Level: Medium project
GitHub Repository: https://github.com/JaumeAlbardaner/handwritten-character-segmentation
Grade: A (10 out of 10)



What is a "Character Segmenter"?

A character segmenter is an entity that is capable of discerning the union boundaries between two or more characters. When it comes to computer-generated characters, as there is a standard on what form each character is to take, the problem is trivial. However, the problem becomes incredibly complex as these characters are to be segmented from handwritten text.

Our project

For this project, two separate approaches were conducted:

  • CNN
  • For this approach, it was assumed that a character was perfectly photographed, and the only task left was to identify which one it was.
  • UNet
  • For this approach, the assumption previously introduced was removed. The algorithm had to both find the pixels relevant to each letter and classify them.

Building the dataset

In order to build a dataset, different classmates were asked to handwrite the following text:

            The quick brown fox jumps over the lazy dog.
            Pack my box with five dozen liquor jugs.
            How vexingly quick daft zebras jump!
            Sphinx of black quartz, judge my vow.
            Jackdaws love my big sphinx of quartz.
            The five boxing wizards jump quickly.
            Waltz, bad nymph, for quick jigs vex.
            Quick zephyrs blow, vexing daft Jim.
            Two driven jocks help fax my big quiz.
            Quick, Baz, get my woven flax jodhpurs!
          

This text was then preprocessed, and each of the letters that appeared in them were properly labelled to conform the final dataset.


Approaches

CNN

In order to train the CNN with the best possible hyperparameters, the Keras Tuner was applied. With the resulting configuration, the following confusion matrix was obtained on the validation data:


It can already be seen that very good results are achieved. Nevertheless, some confusion between letters can also be observed, such as in the case of "u" and "v", or in the case of "a" and "o". These are letters that can be confusing even for humans. When observing the data from which the neural network chose one output over the other, it can be seen that for a letter such as "a" or "o" it has a much harder time deciding that with an "m".

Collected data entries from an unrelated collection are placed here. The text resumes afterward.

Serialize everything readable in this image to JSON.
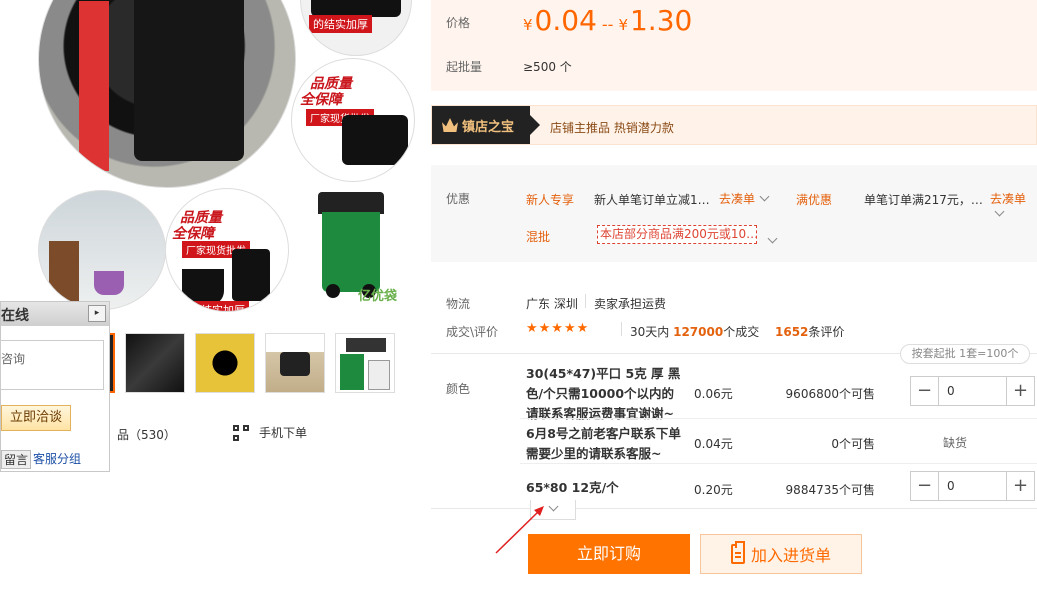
{
  "gallery": {
    "promo_text": "品质量",
    "promo_text2": "全保障",
    "badge": "厂家现货批发",
    "strip": "的结实加厚",
    "bin_logo": "亿优袋",
    "shop_items": "品（530）",
    "mobile_order": "手机下单"
  },
  "chat": {
    "title": "在线",
    "close": "▸",
    "input_placeholder": "咨询",
    "button": "立即洽谈",
    "leave_msg": "留言",
    "service_group": "客服分组"
  },
  "price": {
    "label": "价格",
    "currency": "¥",
    "min": "0.04",
    "range_sep": "--",
    "max": "1.30",
    "moq_label": "起批量",
    "moq_value": "≥500 个"
  },
  "treasure": {
    "tag": "镇店之宝",
    "text": "店铺主推品  热销潜力款"
  },
  "promo": {
    "label": "优惠",
    "new_label": "新人专享",
    "new_text": "新人单笔订单立减1…",
    "new_action": "去凑单",
    "full_label": "满优惠",
    "full_text": "单笔订单满217元，…",
    "full_action": "去凑单",
    "mix_label": "混批",
    "mix_text": "本店部分商品满200元或10…"
  },
  "logistics": {
    "label": "物流",
    "from": "广东 深圳",
    "shipping": "卖家承担运费",
    "deal_label": "成交\\评价",
    "stars": "★★★★★",
    "sales_prefix": "30天内",
    "sales_count": "127000",
    "sales_suffix": "个成交",
    "reviews": "1652",
    "reviews_suffix": "条评价"
  },
  "sku": {
    "label": "颜色",
    "pack_note": "按套起批 1套=100个",
    "rows": [
      {
        "name": "30(45*47)平口 5克 厚 黑色/个只需10000个以内的 请联系客服运费事宜谢谢~",
        "price": "0.06元",
        "stock": "9606800个可售",
        "qty": "0"
      },
      {
        "name": "6月8号之前老客户联系下单需要少里的请联系客服~",
        "price": "0.04元",
        "stock": "0个可售",
        "status": "缺货"
      },
      {
        "name": "65*80 12克/个",
        "price": "0.20元",
        "stock": "9884735个可售",
        "qty": "0"
      }
    ],
    "minus": "−",
    "plus": "+"
  },
  "actions": {
    "buy_now": "立即订购",
    "add_cart": "加入进货单"
  },
  "colors": {
    "accent": "#ff6600",
    "price_bg": "#fff5ee",
    "buy_bg": "#ff7300"
  }
}
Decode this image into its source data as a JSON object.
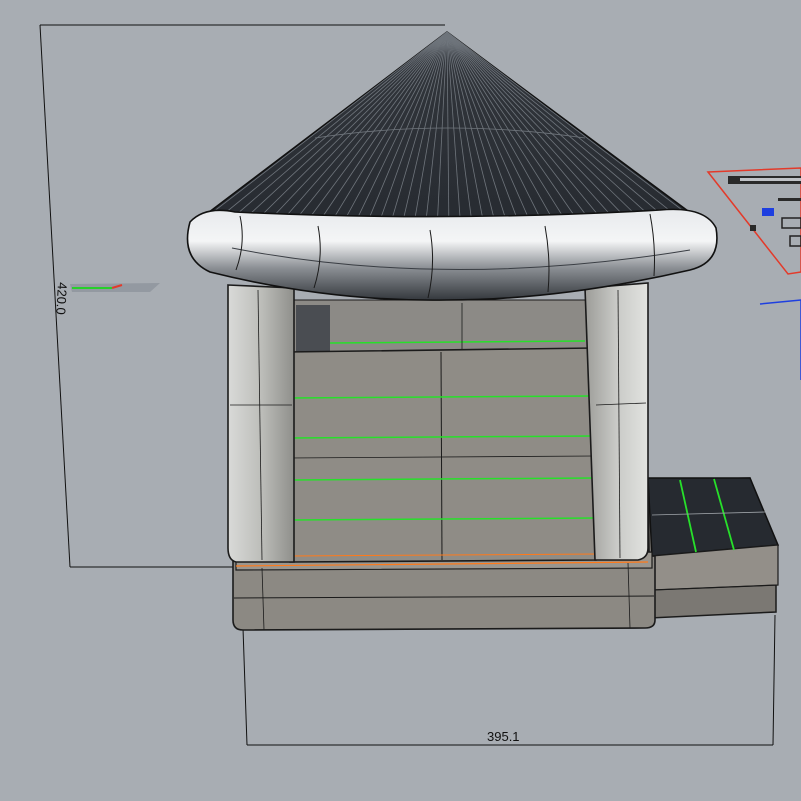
{
  "viewport": {
    "background": "#a8adb3"
  },
  "dimensions": {
    "height_label": "420.0",
    "width_label": "395.1"
  },
  "colors": {
    "roof_dark": "#2a2e34",
    "roof_line": "#6f757c",
    "gutter_light": "#e7e9ec",
    "gutter_dark": "#3a3e44",
    "wall": "#8f8c86",
    "wall_shade": "#7a7772",
    "column": "#b9bab8",
    "base": "#8c8983",
    "edge": "#1b1b1b",
    "green_seam": "#27e02a",
    "orange_seam": "#ff7a1a",
    "dim_line": "#111111",
    "red_frame": "#e33a2a",
    "blue_frame": "#1e3fe0"
  },
  "icons": {
    "axis_widget": "axis-gizmo-icon",
    "detail_sheet": "detail-sheet-icon"
  }
}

Confusion with an o character

Ground truth="o"

Confusion with an m character

Ground truth="m"

UNET

Training the UNet was a bit more tricky, as we could not just have our classmates writing endlessly for us, whilst we spent the rest of our lives segmenting each character in order to train the encoder-decoder network.

Thus, with the dataset that had been generated, a code that could generate datasets was created. This code took as an input the entire text that our classmates wrote, and for each word generated different images, which contained the same word but written with different characters. For example, to write "the", the code would randomly select another "t", "h" and "e" to make the new word.

Auto generated 'the' word

Auto-generated "the"

Auto generated 'the' word

Auto-generated "brown"

Auto generated 'the' word

Auto-generated "fox"

Generating the dataset like this helped with labelling the images. Since each letter was added individually, it was known what pixels belonged to that letter, thus the class label for each pixel was easily obtainable.

The training was performed like in the previous section, separating the dataset into training and validation. Since the prediction of UNet consists of an image full of labels, in order to obtain a proper confusion matrix, the validation dataset had to be changed to be a single character. This character was surrounded by a zero-padding in order to obtain the dimension the neural network was trained with.

After running the UNet with this new validation dataset, a softmax function was applied to obtain the likeliest character contained in the image, from which this confusion matrix was obtained:


This all indicated that with the UNet we obtained better results than with the CNN. Even checking the original validation set made it seem like this model would work amazingly:


However, as new data was manually added (new handwritten words were added to the validation dataset), accuracy dropped incredibly fast:


Conclusions

UNets are hard to work with, and a lot of care must be put into the training process in order not to overfit.

CNN, on the other hand, have become such a known technology (to me) that it is easier to obtain good results with them.


PS: In the Github page, the same procedure has been followed but with the EMNIST Kaggle dataset instead of real data.